Shining a harsh light on hedge funds

The Obama administration's proposals for hedge fund regulation are exactly what is needed to ward off systemic risk

Published July 16, 2009 10:56PM (EDT)

On Wednesday, the U.S. Treasury sent proposed legislation to Congress outlining new rules for hedge fund regulation.

From Bloomberg:

The legislation would require firms for the first time to report their assets, leverage, off-balance sheet holdings and investments to regulators on a confidential basis, the department said today in a statement.

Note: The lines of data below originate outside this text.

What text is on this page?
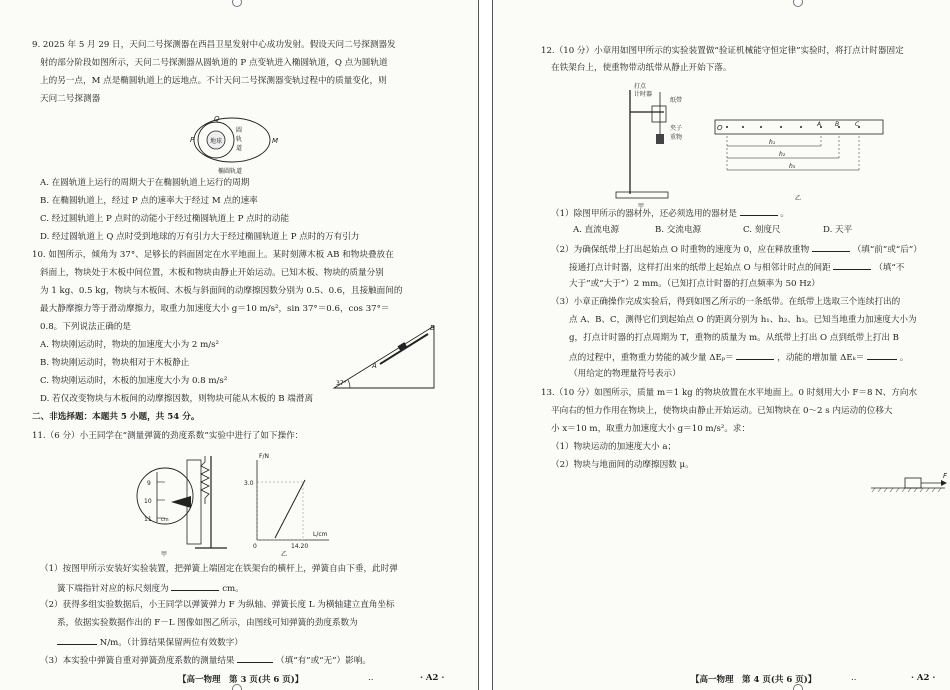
9. 2025 年 5 月 29 日，天问二号探测器在西昌卫星发射中心成功发射。假设天问二号探测器发
射的部分阶段如图所示，天问二号探测器从圆轨道的 P 点变轨进入椭圆轨道，Q 点为圆轨道
上的另一点，M 点是椭圆轨道上的远地点。不计天问二号探测器变轨过程中的质量变化，则
天问二号探测器
地球
圆
轨
道
P
Q
M
椭圆轨道
A. 在圆轨道上运行的周期大于在椭圆轨道上运行的周期
B. 在椭圆轨道上，经过 P 点的速率大于经过 M 点的速率
C. 经过圆轨道上 P 点时的动能小于经过椭圆轨道上 P 点时的动能
D. 经过圆轨道上 Q 点时受到地球的万有引力大于经过椭圆轨道上 P 点时的万有引力
10. 如图所示，倾角为 37°、足够长的斜面固定在水平地面上。某时刻薄木板 AB 和物块叠放在
斜面上，物块处于木板中间位置，木板和物块由静止开始运动。已知木板、物块的质量分别
为 1 kg、0.5 kg，物块与木板间、木板与斜面间的动摩擦因数分别为 0.5、0.6，且接触面间的
最大静摩擦力等于滑动摩擦力，取重力加速度大小 g＝10 m/s²，sin 37°＝0.6，cos 37°＝
0.8。下列说法正确的是
A. 物块刚运动时，物块的加速度大小为 2 m/s²
B. 物块刚运动时，物块相对于木板静止
C. 物块刚运动时，木板的加速度大小为 0.8 m/s²
D. 若仅改变物块与木板间的动摩擦因数，则物块可能从木板的 B 端滑离
37°
A
B
二、非选择题：本题共 5 小题，共 54 分。
11.（6 分）小王同学在“测量弹簧的劲度系数”实验中进行了如下操作：
9
10
11 cm
甲
F/N
L/cm
3.0
14.20
0
乙
（1）按图甲所示安装好实验装置，把弹簧上端固定在铁架台的横杆上，弹簧自由下垂，此时弹
簧下端指针对应的标尺刻度为	cm。
（2）获得多组实验数据后，小王同学以弹簧弹力 F 为纵轴、弹簧长度 L 为横轴建立直角坐标
系，依据实验数据作出的 F－L 图像如图乙所示，由图线可知弹簧的劲度系数为
N/m。（计算结果保留两位有效数字）
（3）本实验中弹簧自重对弹簧劲度系数的测量结果	（填“有”或“无”）影响。
【高一物理　第 3 页(共 6 页)】	· A2 ·
12.（10 分）小章用如图甲所示的实验装置做“验证机械能守恒定律”实验时，将打点计时器固定
在铁架台上，使重物带动纸带从静止开始下落。
打点
计时器
纸带
夹子
重物
甲
O	A B	C
h₁
h₂
h₃
乙
（1）除图甲所示的器材外，还必须选用的器材是	。
A. 直流电源	B. 交流电源	C. 刻度尺	D. 天平
（2）为确保纸带上打出起始点 O 时重物的速度为 0，应在释放重物	（填“前”或“后”）
接通打点计时器，这样打出来的纸带上起始点 O 与相邻计时点的间距	（填“不
大于”或“大于”）2 mm。（已知打点计时器的打点频率为 50 Hz）
（3）小章正确操作完成实验后，得到如图乙所示的一条纸带。在纸带上选取三个连续打出的
点 A、B、C，测得它们到起始点 O 的距离分别为 h₁、h₂、h₃。已知当地重力加速度大小为
g，打点计时器的打点周期为 T，重物的质量为 m。从纸带上打出 O 点到纸带上打出 B
点的过程中，重物重力势能的减少量 ΔEₚ＝	，动能的增加量 ΔEₖ＝	。
（用给定的物理量符号表示）
13.（10 分）如图所示，质量 m＝1 kg 的物块放置在水平地面上。0 时刻用大小 F＝8 N、方向水
平向右的恒力作用在物块上，使物块由静止开始运动。已知物块在 0～2 s 内运动的位移大
小 x＝10 m，取重力加速度大小 g＝10 m/s²。求：
（1）物块运动的加速度大小 a；
（2）物块与地面间的动摩擦因数 μ。
F
【高一物理　第 4 页(共 6 页)】	· A2 ·
..
..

The law would apply to hedge funds, private-equity firms and venture capital managers with more than $30 million in assets.

Simply requiring large hedge funds to report what they're doing, confidentially, might seem like weak beer to those looking for Obama to smack Wall Street around with a heavier stick. But, coincidentally, on that same day, the Senate Banking Committee held a hearing on hedge fund regulation, and one of the panel discussants called to testify, Richard Bookstaber, explained clearly exactly why such rules could make a big difference in protecting the U.S. economy from the risk of another financial meltdown.

One excerpt:

To control the systemic risk posed by hedge funds we must be able to measure crowding, the unintentional concentration of separate funds in the same trade. This means knowing the positions of the individual hedge funds and then being able to aggregate those positions. Whatever their own risk management capabilities, the individual funds -- and regulators that might be providing oversight on an institution-by-institution basis -- cannot keep systemic risk in check because they do not have this aggregate information.

It is as if each fund is sitting in a darkened theater unaware of how many others might run for the exit. To regulate and monitor the systemic risk arising from manipulation, the first task again is for the regulator to know the positions of the hedge funds that are capable of such manipulation, and know those positions on a frequently updated basis.

Thus an essential task for the regulation of hedge funds is to get data on leverage and positions from the institutions. We must be able to track the concentration of hedge funds by assets and by strategies to understand how the failure of one firm might propagate out to affect others. This is missing in the current regulatory structure, and is at the core of systemic risk.

Maybe it's not Glass-Steagal, or equivalent to the creation of the FDIC or SEC, but it would definitely be an incremental improvement from the situation as it now stands. It's also encouraging to see the White House submit legislation in actual draft form, rather than just articulate priorities and then wait for Congress to act. Accumulate enough incremental improvements like this, and eventually you might actually have something that resembles real reform.